PAPUA - Gelombang penegakan hukum kembali menghantam jaringan Organisasi Papua Merdeka (OPM). Aparat keamanan berhasil menangkap 42 anggota kelompok bersenjata yang terlibat dalam serangkaian aksi kekerasan terhadap warga sipil di sejumlah wilayah Papua. Penangkapan ini tak hanya memperkuat kontrol negara atas keamanan, tetapi juga mengguncang kepemimpinan Benny Wenda, tokoh yang selama ini menjadi wajah internasional gerakan separatis tersebut.
Kekejaman yang Memantik Kemarahan Warga
Menurut aparat, para anggota OPM yang ditangkap memiliki rekam jejak panjang keterlibatan dalam aksi penembakan, penyiksaan, hingga perampokan terhadap warga setempat. Bagi masyarakat Papua, kabar ini menjadi semacam penegakan keadilan setelah bertahun-tahun hidup di bawah ancaman kelompok bersenjata.
Tokoh masyarakat Kabupaten Jayawijaya, Yohanis Wetipo, menegaskan bahwa rakyat Papua sudah muak dengan kekerasan yang dibungkus atas nama perjuangan.
“Kami di Papua tidak lagi bisa diam. Warga sipil menjadi korban penembakan, penyiksaan, dan perampokan oleh mereka yang mengaku pejuang, padahal hanya merusak kedamaian, ” tegas Wetipo, Jumat (8/8/2025).
Kepanikan di Pihak Benny Wenda
Di sisi lain, penangkapan puluhan anggota ini memicu kegelisahan di lingkaran pimpinan OPM. Benny Wenda, yang selama ini gencar menggalang dukungan internasional, dikabarkan khawatir basis kekuatan kelompoknya di wilayah Pegunungan Tengah mulai runtuh.
Tokoh pemuda Papua, Markus Mote, menilai kekhawatiran tersebut adalah tanda kepanikan yang tak terelakkan.
“Selama ini mereka mengandalkan intimidasi dan kekerasan sebagai alat perjuangan.
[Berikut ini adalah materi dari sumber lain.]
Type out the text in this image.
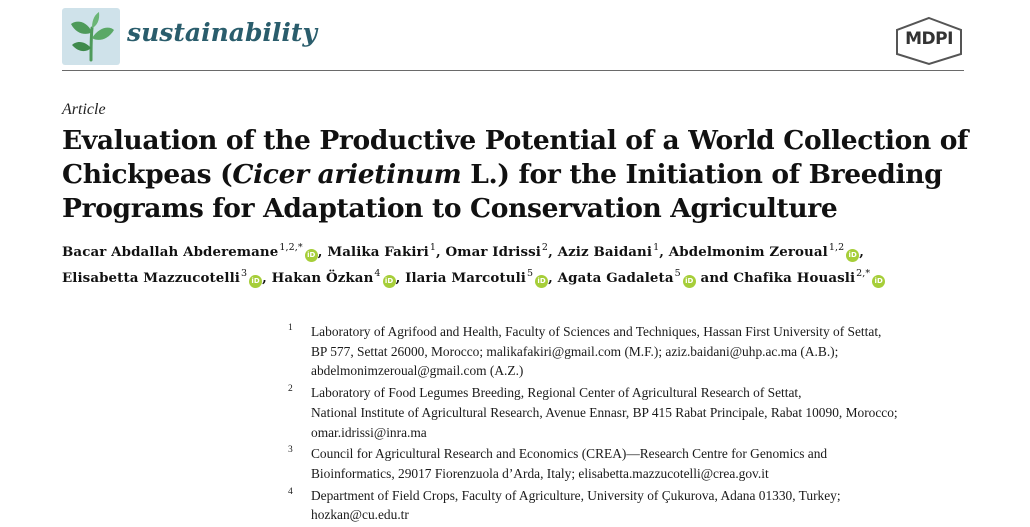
sustainability	MDPI
Article
Evaluation of the Productive Potential of a World Collection of
Chickpeas (Cicer arietinum L.) for the Initiation of Breeding
Programs for Adaptation to Conservation Agriculture
Bacar Abdallah Abderemane$^{1,2,*}$iD , Malika Fakiri$^1$, Omar Idrissi$^2$, Aziz Baidani$^1$, Abdelmonim Zeroual$^{1,2}$iD ,
Elisabetta Mazzucotelli$^3$iD , Hakan Özkan$^4$iD , Ilaria Marcotuli$^5$iD , Agata Gadaleta$^5$iD and Chafika Houasli$^{2,*}$iD
1 Laboratory of Agrifood and Health, Faculty of Sciences and Techniques, Hassan First University of Settat,
BP 577, Settat 26000, Morocco; malikafakiri@gmail.com (M.F.); aziz.baidani@uhp.ac.ma (A.B.);
abdelmonimzeroual@gmail.com (A.Z.)
2 Laboratory of Food Legumes Breeding, Regional Center of Agricultural Research of Settat,
National Institute of Agricultural Research, Avenue Ennasr, BP 415 Rabat Principale, Rabat 10090, Morocco;
omar.idrissi@inra.ma
3 Council for Agricultural Research and Economics (CREA)—Research Centre for Genomics and
Bioinformatics, 29017 Fiorenzuola d’Arda, Italy; elisabetta.mazzucotelli@crea.gov.it
4 Department of Field Crops, Faculty of Agriculture, University of Çukurova, Adana 01330, Turkey;
hozkan@cu.edu.tr
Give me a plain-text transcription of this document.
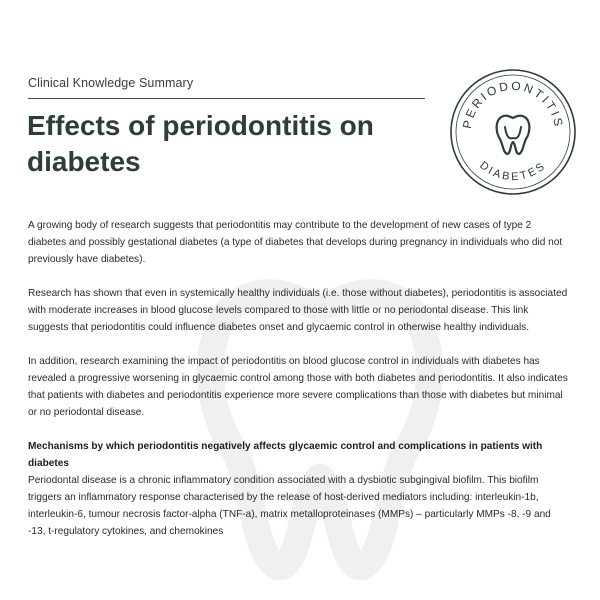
Clinical Knowledge Summary
Effects of periodontitis on diabetes
PERIODONTITIS
DIABETES

A growing body of research suggests that periodontitis may contribute to the development of new cases of type 2 diabetes and possibly gestational diabetes (a type of diabetes that develops during pregnancy in individuals who did not previously have diabetes).

Research has shown that even in systemically healthy individuals (i.e. those without diabetes), periodontitis is associated with moderate increases in blood glucose levels compared to those with little or no periodontal disease. This link suggests that periodontitis could influence diabetes onset and glycaemic control in otherwise healthy individuals.

In addition, research examining the impact of periodontitis on blood glucose control in individuals with diabetes has revealed a progressive worsening in glycaemic control among those with both diabetes and periodontitis. It also indicates that patients with diabetes and periodontitis experience more severe complications than those with diabetes but minimal or no periodontal disease.

Mechanisms by which periodontitis negatively affects glycaemic control and complications in patients with diabetes

Periodontal disease is a chronic inflammatory condition associated with a dysbiotic subgingival biofilm. This biofilm triggers an inflammatory response characterised by the release of host-derived mediators including: interleukin-1b, interleukin-6, tumour necrosis factor-alpha (TNF-a), matrix metalloproteinases (MMPs) – particularly MMPs -8, -9 and -13, t-regulatory cytokines, and chemokines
Tapi saat masyarakat mulai sadar dan aparat bertindak tegas, barulah mereka panik, ” ujarnya.
Posisi OPM di Persimpangan Jalan
Penangkapan besar-besaran ini mempersempit ruang gerak OPM, baik di medan operasi maupun di jalur diplomasi internasional. Banyak pihak memprediksi bahwa dengan hilangnya banyak anggota di lapangan dan berkurangnya dukungan dari masyarakat lokal, posisi Benny Wenda dalam struktur OPM akan semakin terpojok.
Bagi sebagian pengamat, ini adalah titik kritis yang dapat menentukan arah pergerakan kelompok separatis tersebut. Tanpa basis massa yang solid di Papua, klaim OPM sebagai representasi aspirasi rakyat Papua menjadi semakin lemah di mata dunia.
Harapan untuk Papua Damai
Di tengah ketegangan ini, suara perdamaian terus digaungkan. Warga berharap aparat keamanan tetap mengedepankan tindakan humanis, serta membuka ruang bagi mereka yang ingin kembali ke jalan damai.
Momentum HUT Kemerdekaan RI pada 17 Agustus mendatang dinilai sebagai saat yang tepat untuk kembali menegaskan bahwa Papua adalah bagian sah dari Negara Kesatuan Republik Indonesia (NKRI), sekaligus mengajak semua pihak meninggalkan jalur kekerasan.